Thursday, January 26, 2012

no, seriously. put another dime in.

feed this jukebox.  Sharlene's, 353 Flatbush Ave. Prospect Heights, Brooklyn


I've seen my share of jukeboxes, but this weekend I had my mind blown by one.

It sat there like a birthday present, hunched in the back of a crowded dive bar. My friends and I had just had dinner to celebrate my 29th year, and contemplated calling it an early night. There were simply too many people around, not enough seats, and some really intense metal blaring over the speakers.
But then – silence. We were standing in the glow of the very thing that just moments earlier had assaulted our eardrums, and the credits stood at zero.

I whipped out some ones without much thought. There's nothing worse than waiting around to hear your songs after some idiot has blown twenty bucks to play Bob Dylan's entire catalogue, but when given the opportunity to start a new round I take full advantage.

The first, most obvious thing about this amazing machine was that it played CDs. Now, I'm sure there are jukebox enthusiasts out there that would scoff at such a modern thing in favor of 1950's era boxes that play 45s. Not I, not existing, as I do, in a wasteland of ugly wall-mounted digital jukeboxes. Even bars that I consider my favorites are foolish enough believe that these abominations fulfill their jukebox requirement, but that is painfully false. I can appreciate the breadth of choice offered by digital “jukeboxes” (if you feel it appropriate to bestow such a title on a overgrown, overly flashy mp3 player), but the highly inflated costs per play and the sacrilegious option to “play this track next” offered to line-jumpers are just a few of the evils that permeate the atmosphere around any digital box.

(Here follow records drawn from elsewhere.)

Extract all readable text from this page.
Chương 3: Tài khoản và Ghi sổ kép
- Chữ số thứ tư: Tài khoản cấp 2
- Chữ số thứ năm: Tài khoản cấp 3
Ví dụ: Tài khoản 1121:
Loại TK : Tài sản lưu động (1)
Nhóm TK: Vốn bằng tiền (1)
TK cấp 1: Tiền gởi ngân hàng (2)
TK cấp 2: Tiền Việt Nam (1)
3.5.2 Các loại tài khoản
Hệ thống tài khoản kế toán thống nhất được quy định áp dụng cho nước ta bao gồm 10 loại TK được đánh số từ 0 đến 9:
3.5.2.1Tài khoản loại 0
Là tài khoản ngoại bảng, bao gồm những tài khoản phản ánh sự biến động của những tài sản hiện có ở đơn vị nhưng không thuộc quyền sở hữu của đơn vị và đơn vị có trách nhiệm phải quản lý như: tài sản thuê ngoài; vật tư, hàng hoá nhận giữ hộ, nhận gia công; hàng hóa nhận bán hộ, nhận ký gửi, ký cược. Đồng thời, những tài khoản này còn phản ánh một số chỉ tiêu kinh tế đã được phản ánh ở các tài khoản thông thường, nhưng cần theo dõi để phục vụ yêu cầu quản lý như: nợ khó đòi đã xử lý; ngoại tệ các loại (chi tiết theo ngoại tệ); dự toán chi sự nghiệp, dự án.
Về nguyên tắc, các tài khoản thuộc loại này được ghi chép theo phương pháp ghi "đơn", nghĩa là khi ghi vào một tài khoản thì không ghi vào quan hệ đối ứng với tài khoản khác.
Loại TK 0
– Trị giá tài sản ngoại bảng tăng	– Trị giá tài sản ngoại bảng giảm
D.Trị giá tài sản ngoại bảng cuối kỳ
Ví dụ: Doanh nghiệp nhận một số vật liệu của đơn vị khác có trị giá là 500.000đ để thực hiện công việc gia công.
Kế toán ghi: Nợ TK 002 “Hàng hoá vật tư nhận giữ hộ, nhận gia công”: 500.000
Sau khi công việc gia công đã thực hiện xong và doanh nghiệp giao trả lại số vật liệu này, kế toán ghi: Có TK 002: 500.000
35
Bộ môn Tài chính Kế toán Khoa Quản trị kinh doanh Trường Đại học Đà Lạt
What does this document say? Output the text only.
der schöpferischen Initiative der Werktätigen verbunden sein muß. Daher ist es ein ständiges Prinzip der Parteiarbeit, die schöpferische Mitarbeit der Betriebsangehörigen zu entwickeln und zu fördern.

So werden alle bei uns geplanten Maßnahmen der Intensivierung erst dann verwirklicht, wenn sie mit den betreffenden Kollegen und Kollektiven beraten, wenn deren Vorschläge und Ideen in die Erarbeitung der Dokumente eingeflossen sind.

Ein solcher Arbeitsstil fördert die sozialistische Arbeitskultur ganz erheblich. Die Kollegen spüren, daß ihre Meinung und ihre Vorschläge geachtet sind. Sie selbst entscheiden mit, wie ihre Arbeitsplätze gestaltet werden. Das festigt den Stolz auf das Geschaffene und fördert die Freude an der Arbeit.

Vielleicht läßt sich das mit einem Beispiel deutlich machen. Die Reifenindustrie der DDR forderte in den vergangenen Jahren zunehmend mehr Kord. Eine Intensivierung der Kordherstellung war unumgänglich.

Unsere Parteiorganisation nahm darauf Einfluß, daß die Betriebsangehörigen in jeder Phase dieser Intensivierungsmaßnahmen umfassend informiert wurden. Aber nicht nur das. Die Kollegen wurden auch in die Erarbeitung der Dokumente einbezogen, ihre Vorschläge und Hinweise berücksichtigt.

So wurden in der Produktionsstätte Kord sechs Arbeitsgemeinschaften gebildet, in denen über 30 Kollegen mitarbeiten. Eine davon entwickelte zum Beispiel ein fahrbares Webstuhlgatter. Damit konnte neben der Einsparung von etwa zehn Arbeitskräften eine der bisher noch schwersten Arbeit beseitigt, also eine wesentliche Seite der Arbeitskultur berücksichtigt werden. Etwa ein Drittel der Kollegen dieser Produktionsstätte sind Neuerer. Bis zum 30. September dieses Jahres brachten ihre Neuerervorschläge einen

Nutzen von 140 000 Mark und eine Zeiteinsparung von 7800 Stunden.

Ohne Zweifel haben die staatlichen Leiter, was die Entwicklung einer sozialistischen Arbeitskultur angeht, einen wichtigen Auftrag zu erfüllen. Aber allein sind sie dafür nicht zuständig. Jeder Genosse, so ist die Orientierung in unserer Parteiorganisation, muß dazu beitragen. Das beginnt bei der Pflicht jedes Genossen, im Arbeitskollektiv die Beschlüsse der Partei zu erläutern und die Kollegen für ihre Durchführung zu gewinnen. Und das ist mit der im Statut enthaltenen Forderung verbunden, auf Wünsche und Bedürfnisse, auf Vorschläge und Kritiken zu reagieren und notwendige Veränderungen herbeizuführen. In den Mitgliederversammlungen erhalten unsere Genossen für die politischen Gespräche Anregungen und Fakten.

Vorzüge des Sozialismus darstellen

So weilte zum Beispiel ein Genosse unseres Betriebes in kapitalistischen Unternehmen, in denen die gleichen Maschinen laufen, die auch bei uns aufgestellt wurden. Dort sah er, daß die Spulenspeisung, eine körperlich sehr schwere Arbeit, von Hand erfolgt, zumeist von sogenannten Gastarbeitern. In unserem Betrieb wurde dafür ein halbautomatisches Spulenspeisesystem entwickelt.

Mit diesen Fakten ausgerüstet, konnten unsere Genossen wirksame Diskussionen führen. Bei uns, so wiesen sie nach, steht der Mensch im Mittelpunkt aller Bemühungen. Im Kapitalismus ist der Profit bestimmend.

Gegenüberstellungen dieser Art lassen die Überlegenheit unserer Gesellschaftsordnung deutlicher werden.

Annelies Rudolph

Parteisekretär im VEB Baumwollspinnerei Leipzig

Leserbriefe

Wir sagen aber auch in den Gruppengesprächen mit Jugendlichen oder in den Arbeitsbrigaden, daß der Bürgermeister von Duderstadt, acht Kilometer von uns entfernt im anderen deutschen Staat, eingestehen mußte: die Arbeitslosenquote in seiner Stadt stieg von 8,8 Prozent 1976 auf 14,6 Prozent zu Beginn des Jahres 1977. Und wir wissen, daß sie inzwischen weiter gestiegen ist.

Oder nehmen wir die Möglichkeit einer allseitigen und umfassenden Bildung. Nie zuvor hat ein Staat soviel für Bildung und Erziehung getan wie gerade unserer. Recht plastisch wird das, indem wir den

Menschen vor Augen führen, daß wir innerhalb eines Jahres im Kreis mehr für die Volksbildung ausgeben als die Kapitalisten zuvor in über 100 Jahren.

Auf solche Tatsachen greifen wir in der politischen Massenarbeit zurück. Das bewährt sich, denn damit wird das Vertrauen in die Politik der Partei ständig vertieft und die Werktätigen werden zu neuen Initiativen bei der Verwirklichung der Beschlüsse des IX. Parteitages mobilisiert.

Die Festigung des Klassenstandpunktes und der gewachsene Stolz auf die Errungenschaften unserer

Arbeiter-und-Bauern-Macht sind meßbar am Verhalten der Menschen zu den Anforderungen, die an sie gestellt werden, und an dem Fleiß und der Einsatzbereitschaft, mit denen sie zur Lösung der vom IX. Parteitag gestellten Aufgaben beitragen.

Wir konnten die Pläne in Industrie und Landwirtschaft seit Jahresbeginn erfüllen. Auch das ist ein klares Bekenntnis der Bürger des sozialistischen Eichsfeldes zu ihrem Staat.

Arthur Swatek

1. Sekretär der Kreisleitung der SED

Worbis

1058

So yes, I marveled, if not rejoiced, that this was an automated CD player before me, and began to select my plays. Choosing songs for an entire bar full of strangers holds similar rules to making mixtapes for friends. You don't put on multiple tracks by the same artist. You don't go for the obvious – sorry, Johnny Cash, Abba, “Sweet Caroline” by Neil Diamond, etc – unless you want to come off like an amateur. Deep cuts are always more respectable than well-known hits. Start with a banger, because everyone can see you still standing there choosing the rest of your tracks. Don't be afraid to vary genres and eras. And while they might be permissible on a personal mixtape, in a bar on a Saturday night there is just no room for downers.

The main difference in selecting songs for a playlist and selecting songs on a jukebox is of course that on a jukebox, selections are made from a set of curated parameters. Often this includes the dregs of the bar owner's collection of Metallica discs. But not on this jukebox. Instead, I was flipping through hand-made mixes and comps. Not Weezer's recent (read: shitty) albums, not Frampton Comes Alive! or the soundtrack to Grease. These mixes had themes and titles – WHAT IT IS! was fleshed out by 60's girl garage bands, WALKING THE DOG had Morrissey following Blondie, The Kinks, and Ike & Tina Turner. There were four expert Motown collections, three assemblages of unusual covers, and a smattering of rockabilly, sixties classics, glam rock, and nineties indie darlings under headings like TEXAS FUNK, DANCING BAREFOOT, and THE DAY BARTENDER. When a band's repertoire warranted representation by a whole disc, a best-of mix often featured deeper cuts alongside more well-known hits. Everything had personality - the Michael Jackson card was handwritten and labeled “Dead Kid Toucher (R.I.P.)”. It was like this jukebox was trying to animate and enliven and expound. I felt that it may even be able to teach me something and found myself wanting to go back to the bar in the daytime and start with 0101 until I'd cycled through every choice available.

The fact is that most jukeboxes never strive for more than “decent” status. My favorite jukebox of all time was in a diner in Ohio and had the Shins before Garden State blew them up, and the second EP the Liars put out, among other gems. Playing the last track on “They Threw Us In A Trench and Stuck a Monument On Top”, which clocked in at thirty-plus minutes thanks to a never-ending loop (the vinyl version is locked-groove), sometimes resulted in the staff shutting the jukebox down, and once resulted in the entire restaurant clapping when the onslaught had ended. But it was a “prank” we pulled often, over huevos rancheros and black bean burgers alike, at least until the old dear was replaced by a dreaded TouchTunes. The jukebox I met this weekend is leagues above all that. It feels wholly original, personable, and thought out by the bar's proprietors, and that alone sets it apart. It is a meditation on bar soundscape, a chance for everyone to become the most in-the-know DJ.